There is currently no effective treatment for IgAN besides optimized supportive care, but immunosuppressive drugs may be considered in patients who demonstrate rapid progression to ESRD [34]. Reduction in proteinuria was recently approved by regulators as a surrogate endpoint for IgAN [35]; several clinical trials on proteinuria have since been initiated, bringing hope that an effective treatment may be within reach [3]. Future treatment emphasizes the importance of accurate prediction tools that can identify patients that might benefit from a specific therapy [6]. Several other morphological features, such as glomerular complement deposition [36] and macrophage count [37], have been identified as potential histopathological prognostic markers in IgAN. However, the lack of other robust biomarkers emphasizes the importance of kidney biopsies for prognostic information. It has been suggested that repeated kidney biopsies may provide clinicians with more accurate and up-to-date prognostic predictions [38]. Recent improvements in prognostic models, combined with developments in treatment alternatives, stress the importance of performing a kidney biopsy in patients with suspected IgAN [39].

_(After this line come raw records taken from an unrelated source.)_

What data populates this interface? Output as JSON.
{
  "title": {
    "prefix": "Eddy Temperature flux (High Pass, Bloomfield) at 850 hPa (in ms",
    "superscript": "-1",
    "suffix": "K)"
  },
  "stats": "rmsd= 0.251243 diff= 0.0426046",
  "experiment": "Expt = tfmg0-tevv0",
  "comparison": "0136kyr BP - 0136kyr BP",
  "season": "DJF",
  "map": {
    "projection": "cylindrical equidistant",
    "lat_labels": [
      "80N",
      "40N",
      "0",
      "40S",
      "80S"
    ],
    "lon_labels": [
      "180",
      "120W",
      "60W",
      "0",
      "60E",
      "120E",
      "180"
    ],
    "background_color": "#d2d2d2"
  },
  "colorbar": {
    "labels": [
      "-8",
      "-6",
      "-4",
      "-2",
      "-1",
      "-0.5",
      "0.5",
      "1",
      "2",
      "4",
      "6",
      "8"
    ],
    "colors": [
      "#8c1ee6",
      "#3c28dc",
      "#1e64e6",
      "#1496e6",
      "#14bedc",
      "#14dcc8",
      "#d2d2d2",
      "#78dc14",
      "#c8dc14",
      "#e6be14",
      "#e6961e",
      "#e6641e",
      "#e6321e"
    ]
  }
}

The main limitations of this study are its relatively small sample size and retrospective study design. The lack of certain combinations of the MEST scores in the study cohort emphasizes the importance to explore the model in larger cohorts. However, this study also followed the participants over a long period of time, which enabled the use of a robust endpoint of ESRD compared to more uncertain surrogate endpoints, such as a > 50% decline in eGFR, the doubling of serum creatinine, or the rate of eGFR decrease, which have been used in other studies [19]. The data used in our study was also extracted from reliable sources. Additional studies can be performed on the same data to follow the course of treatment.

In conclusion, this study found that patients can be divided into risk classes based on their MEST scores. This creates a model that allows pathologists to provide clinicians with valuable prognostic information. We also demonstrated that the MEST score is a robust histopathological tool in predicting outcomes in patients with IgAN. The findings in this study should be verified with data from other cohorts [40].